Finance Minister Rod Phillips handed down a delayed budget at Queen’s Park, detailing the path of spending the province will take in the coming months. He says while the 2019/2020 deficit will remain unchanged since the summer at $38.5 billion, but with the pandemic decimating the Ford Government’s ability to balance the budget, Queen’s Park is expected to spend another $99.8 billion through to 2023. It is hoped this will keep the provincial healthcare system topped up while continuing to provide more for seniors and parents. Phillips predicted a slow rollback of the deficit to $31 billion in 2021/2022 and to $28.2 billion in 2022/2023.
Thursday’s budget has some $7.5 billion in new funding earmarked for healthcare to fight COVID-19, on top of the $7.7 billion announced in the spring, for a total of $15.2 billion this year.
Financial relief for some parents is expected in this budget, as the province is offering every parent of a child under age 12 another $200 payment, just like that received in March. This move added $380 million to the budget. “That’s direct funding to parents to help support their students in school,” Barrie-Innisfil MPP Andrea Khanjin told Barrie 360. “Even before this budget, we invested record numbers of building new schools, one that’s actually going into our area,” she added, referring to a previously announced school build in Innisfil.
Phillips says details are expected on a “staycation” tax credit soon, but will take the form of a 20 percent rebate on tourism costs for Ontarians in 2021.
The budget also provides supports for seniors, through a Seniors’ Home Safety Tax Credit, that could provide eligible applicants with up to 25 percent on a maximum of $10,000 in renovation spending. This includes projects like wheelchair ramps, support bars, and stair lifts.

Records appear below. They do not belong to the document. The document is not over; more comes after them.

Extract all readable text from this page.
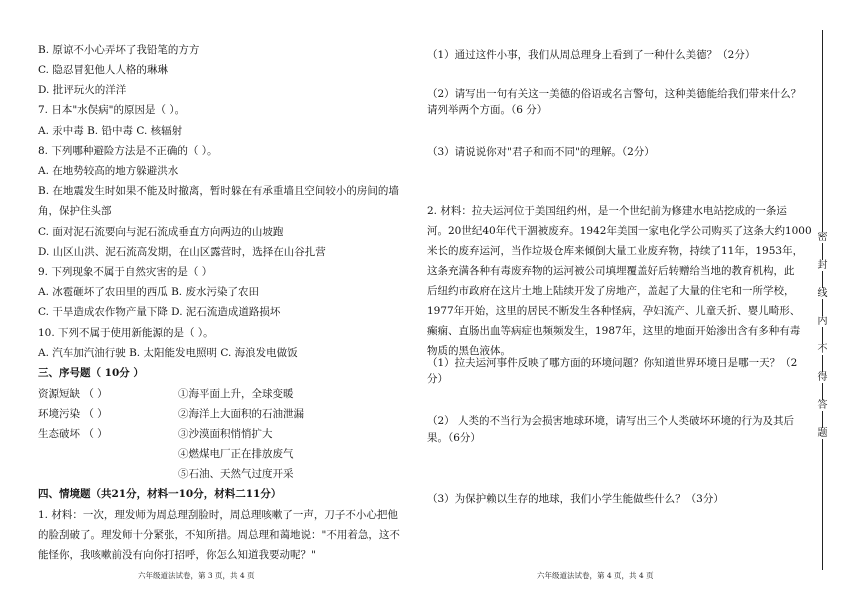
B. 原谅不小心弄坏了我铅笔的方方
C. 隐忍冒犯他人人格的琳琳
D. 批评玩火的洋洋
7. 日本"水俣病"的原因是（ ）。
A. 汞中毒 B. 铅中毒 C. 核辐射
8. 下列哪种避险方法是不正确的（ ）。
A. 在地势较高的地方躲避洪水
B. 在地震发生时如果不能及时撤离，暂时躲在有承重墙且空间较小的房间的墙
角，保护住头部
C. 面对泥石流要向与泥石流成垂直方向两边的山坡跑
D. 山区山洪、泥石流高发期，在山区露营时，选择在山谷扎营
9. 下列现象不属于自然灾害的是（ ）
A. 冰雹砸坏了农田里的西瓜 B. 废水污染了农田
C. 干旱造成农作物产量下降 D. 泥石流造成道路损坏
10. 下列不属于使用新能源的是（ ）。
A. 汽车加汽油行驶 B. 太阳能发电照明 C. 海浪发电做饭
三、序号题（ 10分 ）
资源短缺 （ ）
环境污染 （ ）
生态破坏 （ ）
①海平面上升，全球变暖
②海洋上大面积的石油泄漏
③沙漠面积悄悄扩大
④燃煤电厂正在排放废气
⑤石油、天然气过度开采
四、情境题（共21分，材料一10分，材料二11分）
1. 材料：一次，理发师为周总理刮脸时，周总理咳嗽了一声，刀子不小心把他
的脸刮破了。理发师十分紧张，不知所措。周总理和蔼地说："不用着急，这不
能怪你，我咳嗽前没有向你打招呼，你怎么知道我要动呢？"
六年级道法试卷，第 3 页，共 4 页
（1）通过这件小事，我们从周总理身上看到了一种什么美德？（2分）
（2）请写出一句有关这一美德的俗语或名言警句，这种美德能给我们带来什么？
请列举两个方面。（6 分）
（3）请说说你对"君子和而不同"的理解。（2分）
2. 材料：拉夫运河位于美国纽约州，是一个世纪前为修建水电站挖成的一条运
河。20世纪40年代干涸被废弃。1942年美国一家电化学公司购买了这条大约1000
米长的废弃运河，当作垃圾仓库来倾倒大量工业废弃物，持续了11年，1953年，
这条充满各种有毒废弃物的运河被公司填埋覆盖好后转赠给当地的教育机构，此
后纽约市政府在这片土地上陆续开发了房地产，盖起了大量的住宅和一所学校，
1977年开始，这里的居民不断发生各种怪病，孕妇流产、儿童夭折、婴儿畸形、
癫痫、直肠出血等病症也频频发生，1987年，这里的地面开始渗出含有多种有毒
物质的黑色液体。
（1）拉夫运河事件反映了哪方面的环境问题？你知道世界环境日是哪一天？（2
分）
（2） 人类的不当行为会损害地球环境，请写出三个人类破坏环境的行为及其后
果。（6分）
（3）为保护赖以生存的地球，我们小学生能做些什么？（3分）
六年级道法试卷，第 4 页，共 4 页
密
封
线
内
不
得
答
题
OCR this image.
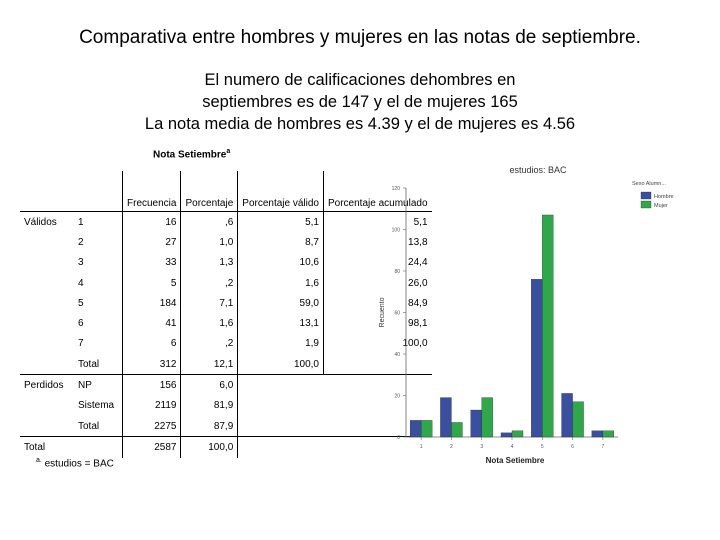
Comparativa entre hombres y mujeres en las notas de septiembre.
El numero de calificaciones dehombres en
septiembres es de 147 y el de mujeres 165
La nota media de hombres es 4.39 y el de mujeres es 4.56
Nota Setiembre$^a$
		Frecuencia	Porcentaje	Porcentaje válido	Porcentaje acumulado
Válidos	1	16	,6	5,1	5,1
	2	27	1,0	8,7	13,8
	3	33	1,3	10,6	24,4
	4	5	,2	1,6	26,0
	5	184	7,1	59,0	84,9
	6	41	1,6	13,1	98,1
	7	6	,2	1,9	100,0
	Total	312	12,1	100,0	
Perdidos	NP	156	6,0		
	Sistema	2119	81,9		
	Total	2275	87,9		
Total		2587	100,0		
$^{a.}$ estudios = BAC
estudios: BAC
0
20
40
60
80
100
120
Recuento
1	2	3	4	5	6	7
Nota Setiembre
Sexo Alumn...
Hombre
Mujer
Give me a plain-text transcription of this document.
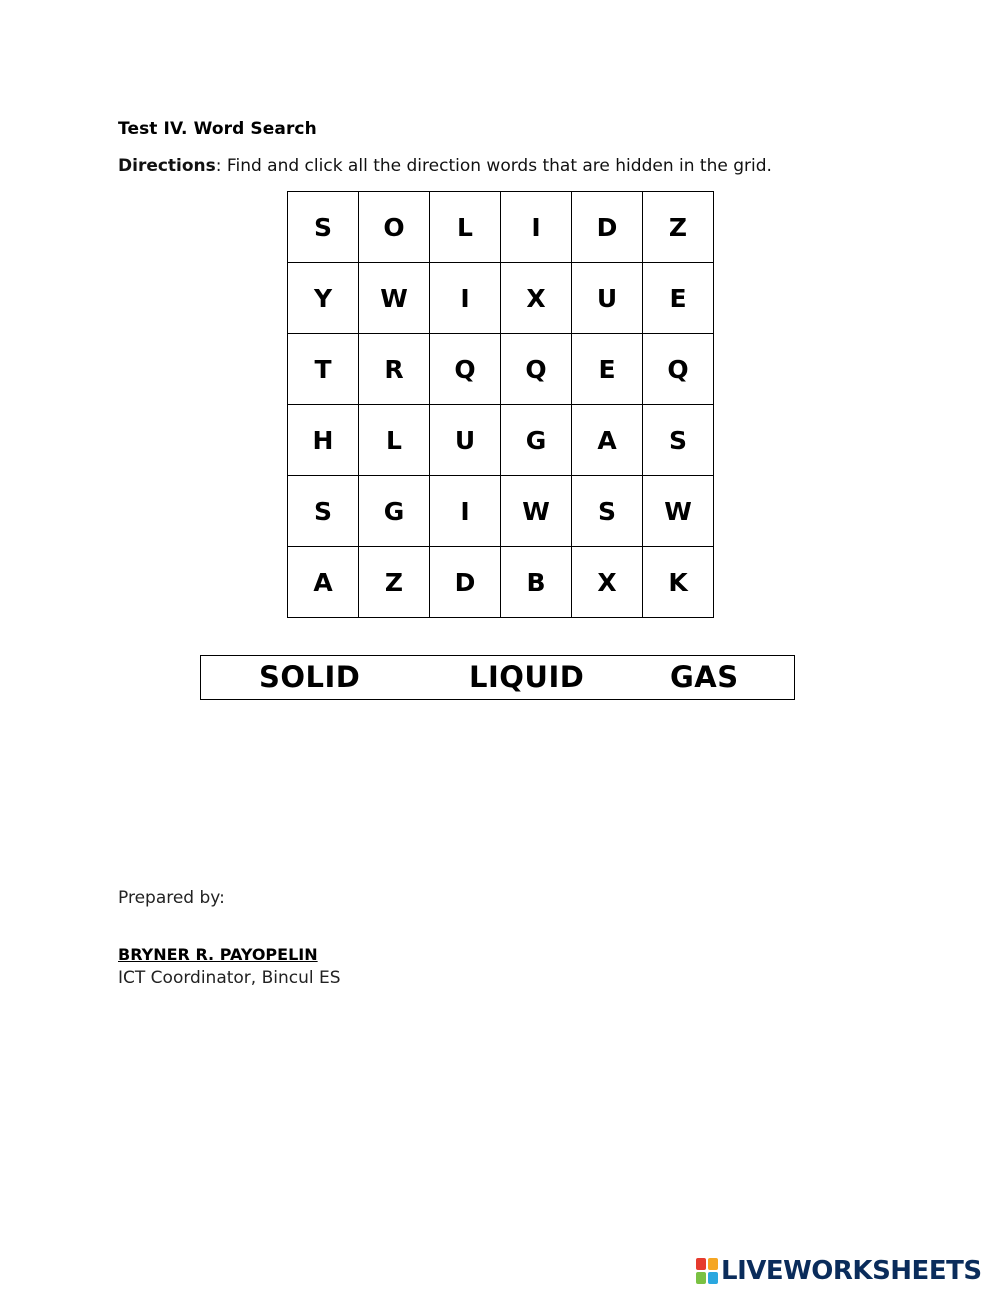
Test IV. Word Search
Directions: Find and click all the direction words that are hidden in the grid.
S	O	L	I	D	Z
Y	W	I	X	U	E
T	R	Q	Q	E	Q
H	L	U	G	A	S
S	G	I	W	S	W
A	Z	D	B	X	K
SOLID	LIQUID	GAS
Prepared by:
BRYNER R. PAYOPELIN
ICT Coordinator, Bincul ES
LIVEWORKSHEETS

Small businesses are expected to get a break out of this budget, with the province reducing the business education tax rate by about a third to 0.88 percent. It is expected this will lead to an annual savings of $450 million for some 200,000 businesses across Ontario. Commercial and industrial hydro users are also expected to get some $1.3 billion worth of rate reductions over the next three years, as stipulated in the budget. “That’s what this budget is about, giving that stability; everyone wants predictability,” said Khanjin. “That’s what this budget lays out, it says businesses can count on the government to be there, support them to weather the storm.”
Ford made no apologies for coming to the aid of businesses. “As (businesses) were leaving out the door a while ago – they were saying ‘how can we be competitive with the electricity costs here in Ontario’,” Ford told reporters.
NDP leader Andrea Horwath wanted to know why the education sector and public health units were not line for additional funds.
“He’s leaving 30 kids packed into classrooms; he has chosen to give no new money for public health,” she said.
Liberal leader Stephen Del Duca said the budget was a “betrayal.”
“It’s a betrayal of seniors who will die in nursing homes today – a betrayal of kids who have been packed into crowded classrooms and it’s a betrayal of parents who have been worried because their lives have been put at risk.”